An interesting analog to p-value misunderstanding is R.P. Carver's
"What is the probability of obtaining a dead person (D) given that the
person was hanged (H); that is, in symbol form, what is p(D|H)?
Obviously, it will be very high, perhaps .97 or higher.
"Now, let us reverse the question: What is the probability that a person has
been hanged (H) given that the person is dead (D); that is, what is p(H|D)? This time the probability will undoubtedly be very low, perhaps .01 or
"No one would be likely to make the mistake of substituting the first
estimate (.97) for the second (.01); that is, to accept .97 as the
probability that a person has been hanged given that the person is dead.
"Even thought this seems to be an unlikely mistake, it is exactly the kind of
mistake that is made with the interpretation of statistical significance
testing - by analogy, calculated estimates of p(H|D) are interpreted as if
they were estimates of p(D|H), when they are clearly not the same." -
Said differently: It is wrong to interpret a p-value as the
probability that the null hypothesis is true.
Well, if it doesn't mean that, what does it mean? Answer: Not much.

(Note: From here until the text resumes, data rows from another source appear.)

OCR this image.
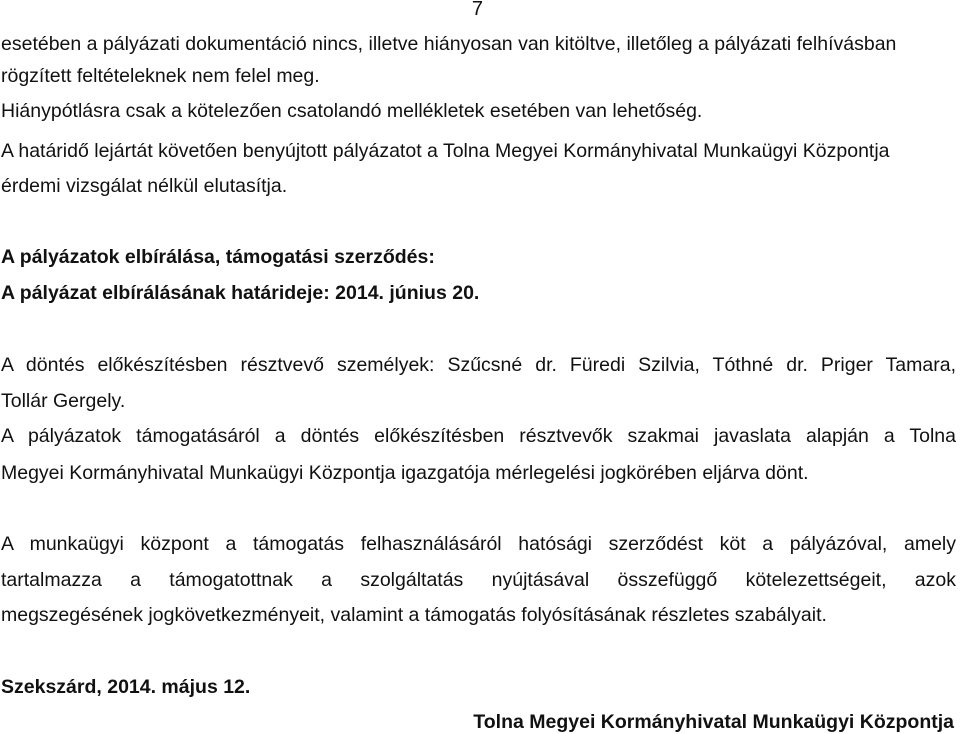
7
esetében a pályázati dokumentáció nincs, illetve hiányosan van kitöltve, illetőleg a pályázati felhívásban
rögzített feltételeknek nem felel meg.
Hiánypótlásra csak a kötelezően csatolandó mellékletek esetében van lehetőség.
A határidő lejártát követően benyújtott pályázatot a Tolna Megyei Kormányhivatal Munkaügyi Központja
érdemi vizsgálat nélkül elutasítja.
A pályázatok elbírálása, támogatási szerződés:
A pályázat elbírálásának határideje: 2014. június 20.
A döntés előkészítésben résztvevő személyek: Szűcsné dr. Füredi Szilvia, Tóthné dr. Priger Tamara,
Tollár Gergely.
A pályázatok támogatásáról a döntés előkészítésben résztvevők szakmai javaslata alapján a Tolna
Megyei Kormányhivatal Munkaügyi Központja igazgatója mérlegelési jogkörében eljárva dönt.
A munkaügyi központ a támogatás felhasználásáról hatósági szerződést köt a pályázóval, amely
tartalmazza a támogatottnak a szolgáltatás nyújtásával összefüggő kötelezettségeit, azok
megszegésének jogkövetkezményeit, valamint a támogatás folyósításának részletes szabályait.
Szekszárd, 2014. május 12.
Tolna Megyei Kormányhivatal Munkaügyi Központja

In classical hypothesis testing you must declare beforehand what
"significance level" you require. By convention (and not by celestial
edict) that is 0.05, which is to say we would expect only 5 in 100 outcomes
to be as extreme as what is observed, IF the null hypothesis is true.

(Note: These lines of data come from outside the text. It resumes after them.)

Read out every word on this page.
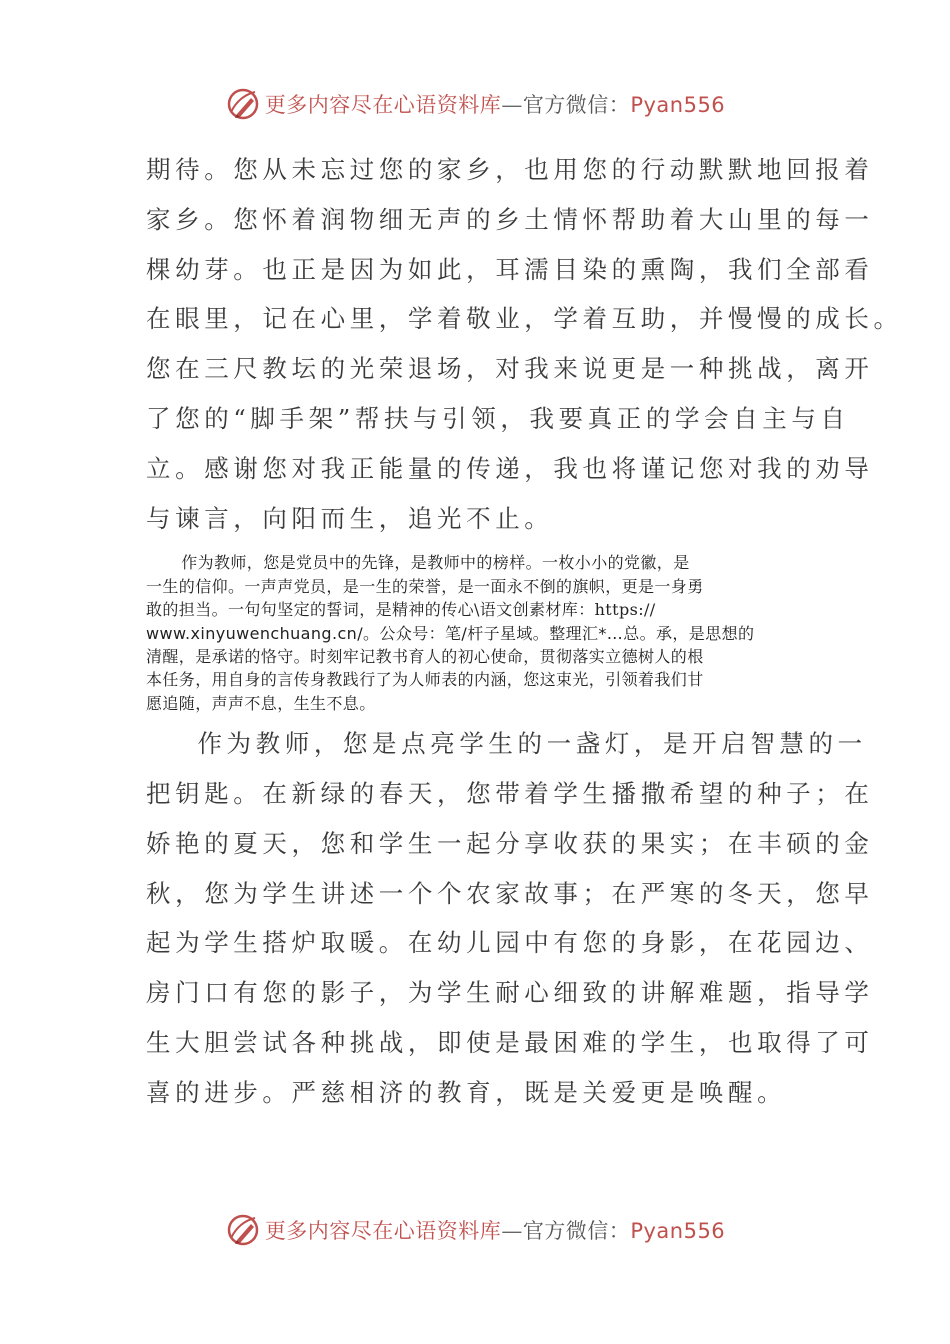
更多内容尽在心语资料库—官方微信：Pyan556

期待。您从未忘过您的家乡，也用您的行动默默地回报着
家乡。您怀着润物细无声的乡土情怀帮助着大山里的每一
棵幼芽。也正是因为如此，耳濡目染的熏陶，我们全部看
在眼里，记在心里，学着敬业，学着互助，并慢慢的成长。
您在三尺教坛的光荣退场，对我来说更是一种挑战，离开
了您的“脚手架”帮扶与引领，我要真正的学会自主与自
立。感谢您对我正能量的传递，我也将谨记您对我的劝导
与谏言，向阳而生，追光不止。

作为教师，您是党员中的先锋，是教师中的榜样。一枚小小的党徽，是
一生的信仰。一声声党员，是一生的荣誉，是一面永不倒的旗帜，更是一身勇
敢的担当。一句句坚定的誓词，是精神的传心\语文创素材库：https://
www.xinyuwenchuang.cn/。公众号：笔/杆子星域。整理汇*…总。承，是思想的
清醒，是承诺的恪守。时刻牢记教书育人的初心使命，贯彻落实立德树人的根
本任务，用自身的言传身教践行了为人师表的内涵，您这束光，引领着我们甘
愿追随，声声不息，生生不息。

作为教师，您是点亮学生的一盏灯，是开启智慧的一
把钥匙。在新绿的春天，您带着学生播撒希望的种子；在
娇艳的夏天，您和学生一起分享收获的果实；在丰硕的金
秋，您为学生讲述一个个农家故事；在严寒的冬天，您早
起为学生搭炉取暖。在幼儿园中有您的身影，在花园边、
房门口有您的影子，为学生耐心细致的讲解难题，指导学
生大胆尝试各种挑战，即使是最困难的学生，也取得了可
喜的进步。严慈相济的教育，既是关爱更是唤醒。

更多内容尽在心语资料库—官方微信：Pyan556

(The null hypothesis, H0, is what you don't want to be true. - Is it any
wonder engineers hate statistics?) So you observe a p-value of 0.001.
Since that is more extreme than p=0.05, you conclude that it is unlikely (at the 5%
level) that H0 is true.
You cannot conclude that the probability that H0 is
true is 0.001, which is why you must pre-declare your desired significance
level. WAIT! How can it possibly matter when I decide
on significance?! Ah! but it does. If you want to
determine the probability that your alternative hypothesis, Ha, is true, then you must
become a Bayesian. Frequentist hypothesis testing is only useful for assessing
the behavior of what you don't think is true to begin with.
Now, why fool around with that kind of statistical double-talk?
Forget about p-values and hypothesis testing. Instead, estimate the
most likely value of what you are interested in (a parameter, or a
difference, say) and then compute its confidence interval.
If the interval includes zero, you would infer that the results could
have reasonably happened by chance, but in any event you will have a value
for something you are interested in and you will have a handle on how
seriously you should believe it.
- William Edwards Deming (1900 - 1993) was an American statistician,
professor, author, lecturer, and consultant, perhaps best known for his work
helping rebuild Japanese industry after WWII through the application of
statistical methods, and thus changing the image of "made in Japan" from
meaning "cheap" to meaning "high quality."
- W. E. Deming, (1975) "On probability as a basis for action." American Statistician
- Carver, R.P. (1978) "The case against statistical testing." Harvard
Educational Review 48: 378-399.
- Ziliak and McCloskey (2008) The Cult of Statistical Significance
- How the Standard Error Costs Us Jobs, Justice, and Lives,
University of Michigan Press.
While I do not agree with the authors in their vilification of R.A. Fisher
(whom I believe they misunderstand) I do concur with their fundamental
thesis that hypothesis testing has become a cult.